Courtney Renee Dwyer — a 28-year-old mother of three — was found shot to death on March 23 in the back seat of a car in Newport News.
A man who lived in that neighborhood, 54-year-old Gregory Lavon Curtis, was found dead on the pavement, just outside the sedan.
The evidence, police say, shows that Curtis shot Dwyer, then turned the gun on himself.
Although most murder-suicides are domestic related — typically husband and wife or boyfriend and girlfriend — police have found no evidence that Dwyer and Curtis had met before March 23.
Police would not initially tell Dwyer’s family — or the public — who shot her, citing a Newport News Police Department practice not to identify suicide victims.

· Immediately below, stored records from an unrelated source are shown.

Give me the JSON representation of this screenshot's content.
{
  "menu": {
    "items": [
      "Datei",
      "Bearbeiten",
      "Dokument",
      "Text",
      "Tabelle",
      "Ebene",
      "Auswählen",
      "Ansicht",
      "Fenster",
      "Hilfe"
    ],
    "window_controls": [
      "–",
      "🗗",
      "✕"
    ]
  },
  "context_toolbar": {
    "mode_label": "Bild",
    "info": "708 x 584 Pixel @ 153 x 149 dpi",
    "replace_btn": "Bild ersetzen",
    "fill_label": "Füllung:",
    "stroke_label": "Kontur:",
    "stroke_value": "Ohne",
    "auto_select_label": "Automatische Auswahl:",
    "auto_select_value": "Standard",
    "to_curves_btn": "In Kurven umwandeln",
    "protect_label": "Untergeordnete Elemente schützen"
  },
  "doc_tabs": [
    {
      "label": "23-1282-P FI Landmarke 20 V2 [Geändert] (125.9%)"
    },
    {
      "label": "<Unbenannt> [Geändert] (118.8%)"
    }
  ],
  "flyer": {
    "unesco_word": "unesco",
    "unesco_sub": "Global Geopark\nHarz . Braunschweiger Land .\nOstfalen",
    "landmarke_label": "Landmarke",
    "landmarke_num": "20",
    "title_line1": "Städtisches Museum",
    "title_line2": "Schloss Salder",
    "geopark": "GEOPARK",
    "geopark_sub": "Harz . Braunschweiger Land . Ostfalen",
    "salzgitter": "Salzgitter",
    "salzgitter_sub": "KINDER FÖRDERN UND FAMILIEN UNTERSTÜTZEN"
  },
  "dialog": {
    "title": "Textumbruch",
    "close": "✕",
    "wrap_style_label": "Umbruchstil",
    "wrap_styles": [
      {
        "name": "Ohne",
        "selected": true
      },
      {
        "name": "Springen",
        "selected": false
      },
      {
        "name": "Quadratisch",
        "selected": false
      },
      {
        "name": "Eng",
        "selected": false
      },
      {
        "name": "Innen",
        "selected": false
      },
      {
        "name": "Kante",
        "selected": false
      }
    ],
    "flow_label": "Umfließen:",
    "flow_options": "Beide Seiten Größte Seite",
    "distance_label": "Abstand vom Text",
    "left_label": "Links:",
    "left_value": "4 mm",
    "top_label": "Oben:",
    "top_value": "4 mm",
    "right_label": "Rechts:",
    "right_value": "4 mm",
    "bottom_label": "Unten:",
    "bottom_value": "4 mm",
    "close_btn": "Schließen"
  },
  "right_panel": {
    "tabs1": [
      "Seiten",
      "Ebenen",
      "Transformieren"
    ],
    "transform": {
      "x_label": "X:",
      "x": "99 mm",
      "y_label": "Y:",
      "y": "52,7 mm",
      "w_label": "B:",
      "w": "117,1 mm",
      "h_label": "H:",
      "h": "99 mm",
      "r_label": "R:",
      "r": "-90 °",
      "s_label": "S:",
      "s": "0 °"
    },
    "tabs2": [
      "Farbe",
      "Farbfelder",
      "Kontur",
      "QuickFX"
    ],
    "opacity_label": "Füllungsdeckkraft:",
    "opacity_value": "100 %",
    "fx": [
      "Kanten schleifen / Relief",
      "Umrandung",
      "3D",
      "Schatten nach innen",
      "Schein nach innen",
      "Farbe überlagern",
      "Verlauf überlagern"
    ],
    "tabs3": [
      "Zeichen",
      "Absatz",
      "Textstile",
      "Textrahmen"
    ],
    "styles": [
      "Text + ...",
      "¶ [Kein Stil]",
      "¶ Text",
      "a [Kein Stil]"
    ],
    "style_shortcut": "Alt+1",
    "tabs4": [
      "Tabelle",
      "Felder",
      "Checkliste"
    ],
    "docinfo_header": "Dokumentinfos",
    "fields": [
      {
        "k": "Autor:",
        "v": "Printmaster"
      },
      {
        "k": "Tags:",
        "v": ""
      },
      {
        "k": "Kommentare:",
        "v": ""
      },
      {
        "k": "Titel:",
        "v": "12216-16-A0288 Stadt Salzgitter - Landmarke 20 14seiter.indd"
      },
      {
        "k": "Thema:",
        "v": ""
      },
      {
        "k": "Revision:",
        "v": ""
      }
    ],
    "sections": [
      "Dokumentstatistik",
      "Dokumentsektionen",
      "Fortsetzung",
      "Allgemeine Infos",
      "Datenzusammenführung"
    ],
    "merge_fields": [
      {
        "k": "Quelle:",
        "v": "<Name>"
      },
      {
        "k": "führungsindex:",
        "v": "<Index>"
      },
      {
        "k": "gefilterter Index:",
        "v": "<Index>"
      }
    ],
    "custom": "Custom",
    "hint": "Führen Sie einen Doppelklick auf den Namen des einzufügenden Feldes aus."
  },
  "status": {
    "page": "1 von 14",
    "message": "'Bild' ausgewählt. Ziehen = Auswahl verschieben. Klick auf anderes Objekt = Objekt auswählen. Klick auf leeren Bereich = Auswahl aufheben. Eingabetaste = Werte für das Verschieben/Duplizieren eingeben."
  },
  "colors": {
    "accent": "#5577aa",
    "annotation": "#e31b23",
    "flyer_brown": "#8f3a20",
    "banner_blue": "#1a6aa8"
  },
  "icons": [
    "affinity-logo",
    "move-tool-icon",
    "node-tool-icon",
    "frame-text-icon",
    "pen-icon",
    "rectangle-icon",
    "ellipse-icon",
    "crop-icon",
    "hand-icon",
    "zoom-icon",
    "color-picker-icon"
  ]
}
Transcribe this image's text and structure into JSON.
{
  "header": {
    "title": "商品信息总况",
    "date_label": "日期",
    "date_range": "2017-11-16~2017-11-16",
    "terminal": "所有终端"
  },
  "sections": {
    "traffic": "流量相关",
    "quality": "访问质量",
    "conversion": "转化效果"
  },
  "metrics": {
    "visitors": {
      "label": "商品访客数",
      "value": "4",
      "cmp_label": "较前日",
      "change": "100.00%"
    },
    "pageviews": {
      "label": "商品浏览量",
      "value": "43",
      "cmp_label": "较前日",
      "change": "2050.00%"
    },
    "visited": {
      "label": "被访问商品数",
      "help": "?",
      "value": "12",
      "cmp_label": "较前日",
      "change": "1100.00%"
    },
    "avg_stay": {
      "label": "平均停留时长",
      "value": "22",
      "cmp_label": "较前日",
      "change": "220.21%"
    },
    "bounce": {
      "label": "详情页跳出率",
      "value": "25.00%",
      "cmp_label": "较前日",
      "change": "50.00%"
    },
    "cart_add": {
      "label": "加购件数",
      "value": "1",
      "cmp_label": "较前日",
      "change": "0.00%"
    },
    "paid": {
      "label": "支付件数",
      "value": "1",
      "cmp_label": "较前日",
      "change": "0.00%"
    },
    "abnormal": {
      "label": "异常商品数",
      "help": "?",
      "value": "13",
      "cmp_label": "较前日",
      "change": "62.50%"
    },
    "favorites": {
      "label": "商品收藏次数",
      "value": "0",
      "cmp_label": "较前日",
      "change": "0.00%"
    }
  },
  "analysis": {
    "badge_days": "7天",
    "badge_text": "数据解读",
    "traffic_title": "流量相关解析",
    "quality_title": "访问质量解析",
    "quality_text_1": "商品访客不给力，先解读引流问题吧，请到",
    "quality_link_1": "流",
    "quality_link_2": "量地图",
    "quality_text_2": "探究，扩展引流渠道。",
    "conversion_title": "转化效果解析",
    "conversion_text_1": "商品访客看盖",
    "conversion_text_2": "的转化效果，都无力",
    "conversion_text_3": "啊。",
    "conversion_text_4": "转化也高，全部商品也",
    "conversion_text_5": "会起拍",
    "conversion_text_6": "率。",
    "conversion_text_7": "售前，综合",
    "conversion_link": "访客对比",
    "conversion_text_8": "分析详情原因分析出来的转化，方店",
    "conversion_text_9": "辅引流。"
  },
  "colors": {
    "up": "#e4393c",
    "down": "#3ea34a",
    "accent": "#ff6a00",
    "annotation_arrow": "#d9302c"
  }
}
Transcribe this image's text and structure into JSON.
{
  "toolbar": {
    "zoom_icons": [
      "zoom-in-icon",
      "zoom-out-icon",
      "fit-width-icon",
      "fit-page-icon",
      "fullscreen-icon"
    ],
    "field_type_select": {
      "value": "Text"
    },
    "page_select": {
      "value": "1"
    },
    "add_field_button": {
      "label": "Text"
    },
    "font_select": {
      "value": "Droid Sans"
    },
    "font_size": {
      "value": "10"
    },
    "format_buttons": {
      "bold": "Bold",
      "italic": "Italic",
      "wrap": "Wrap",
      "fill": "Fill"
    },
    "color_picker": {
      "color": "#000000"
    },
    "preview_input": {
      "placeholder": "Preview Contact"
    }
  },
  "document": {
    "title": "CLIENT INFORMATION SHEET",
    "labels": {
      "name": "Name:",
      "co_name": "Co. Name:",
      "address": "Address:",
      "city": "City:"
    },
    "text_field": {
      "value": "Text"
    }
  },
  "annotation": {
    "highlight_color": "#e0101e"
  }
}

That led to weeks of speculation from Dwyer’s family and friends about who killed her. Adding to the mystery was that she didn’t live in the neighborhood where she was slain.
Dwyer’s family learned Curtis’ name from a Daily Press reporter several weeks later. They then found out, from Google searches and an online obituary, that Curtis, a U.S. Navy veteran, already had been buried at a veterans’ cemetery in Florida.
Her family then spent weeks pressing the U.S. Department of Veterans Affairs to have Curtis’ body exhumed from the grave at the South Florida National Cemetery and sent to a non-military graveyard.
“Those grounds are for heroes, not for murderers,” said Dwyer’s step-grandmother, Lynn Jones, of Northern Virginia, who has spearheaded that effort.
Though the case is still technically under investigation with Veterans Affairs, Dwyer’s family has been told there’s no federal law that would block Curtis from being buried at the national burial ground.
Dwyer’s family now wants federal law changed to bar future killers from being buried at Veterans Affairs cemeteries.
“This has got to change,” said Jones, 62. “We’re not talking about somebody who killed somebody drunk driving. We’re talking about somebody who killed someone intentionally.”
She’s launched a website — preservesacredgrounds.org — and a petition to bar those who have committed any kind of murder from a veteran’s burial.
“We all, as taxpayers, paid for her assailant’s burial,” she wrote in the online petition, saying that “placing a murderer in the same soil where our American heroes rest is dishonoring the integrity of these very sacred grounds and the heroes who rest there.”
”I had an urn necklace made with some of Courtney’s ashes, so now I wear both necklaces together to have them close to my heart.”